Is the police report admissible as evidence in a Georgia injury trial?


The crash report is usually not admitted into evidence at a Georgia personal-injury trial in the way many people expect. Although it guides insurers and investigators, the written report and much of what it contains run into the rule against hearsay, so a party generally cannot simply hand it to the jury.

The hearsay problem

Hearsay is an out-of-court statement offered to prove that what it says is true. A crash report is full of such statements: the drivers’ and witnesses’ accounts, and the officer’s own narrative based on what others told them. Offered to prove how the crash happened, these are classic hearsay. Georgia generally excludes the accident report itself, and the officer’s conclusions drawn from others’ statements, from a civil injury trial for that reason.

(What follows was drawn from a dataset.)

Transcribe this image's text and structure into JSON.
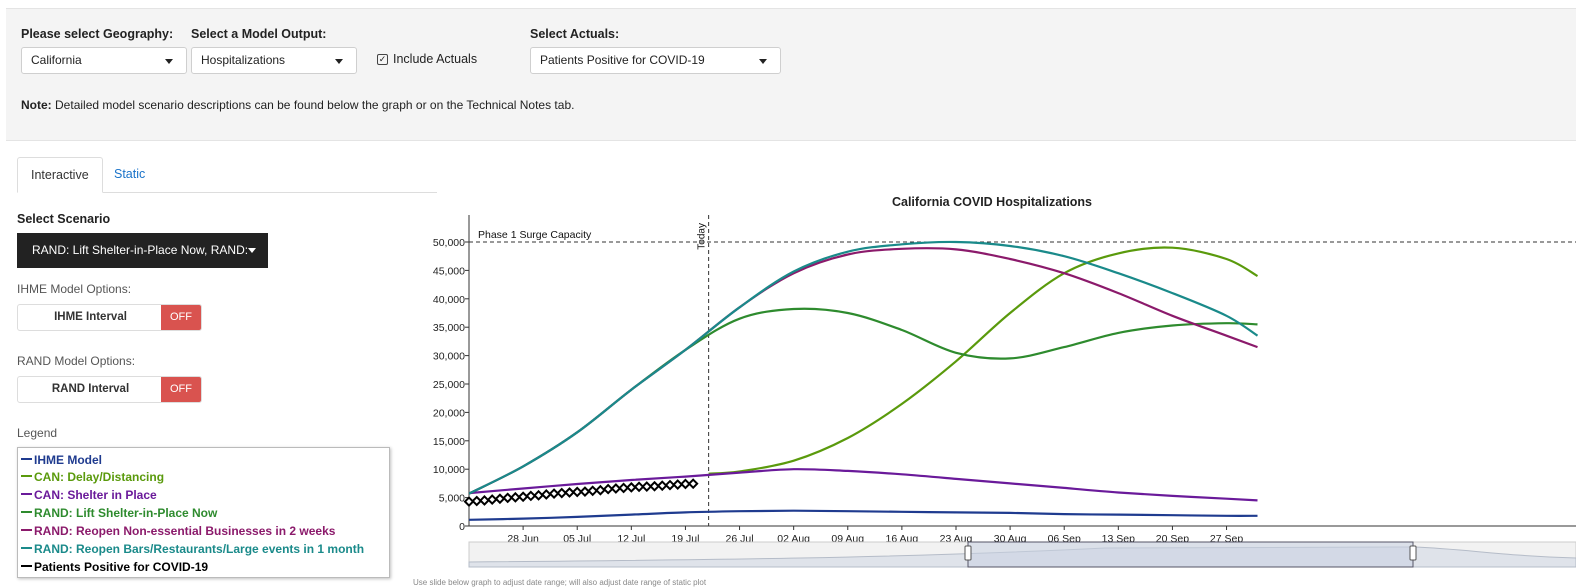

This surprises people who assume the official report settles the matter. In litigation, the document’s authority is limited precisely because the jury is supposed to weigh the live evidence, not an officer’s secondhand summary.

What can still come in

The report’s inadmissibility does not mean its contents are lost. Several things can reach the jury through proper channels:

  • The officer’s firsthand observations. An officer can testify to what they personally saw and measured at the scene, such as the vehicles’ resting positions or skid marks.
  • Party admissions. A statement a driver made against their own interest may be admissible against that driver through testimony, even if the report itself is not.
  • Underlying evidence. Photographs, witness testimony, and physical evidence referenced in the report can be introduced directly.

In short, the facts behind the report can be proven; the paper itself usually cannot stand in for that proof.

Why it still matters

Even when it never reaches the jury, the report remains useful before trial. It preserves the initial account, names witnesses, notes citations, and shapes how insurers value the claim during negotiation, where the strict trial rules do not apply. Most claims resolve in that phase, which is part of why the report’s practical importance outstrips its courtroom role. All of this still unfolds inside the two-year filing window that O.C.G.A. § 9-3-33 sets for the underlying injury claim.

The bottom line

A police crash report is generally inadmissible hearsay at a Georgia injury trial, so it usually cannot be shown to the jury as proof of fault. The officer’s firsthand observations and the underlying evidence can come in through testimony, and the report retains strong value in pretrial investigation and settlement even though it rarely makes it into evidence itself.


This article is for general educational and informational purposes only and is not legal advice. It does not create an attorney-client relationship, and Georgia law may change. For advice about a specific situation, consult a licensed Georgia personal injury attorney.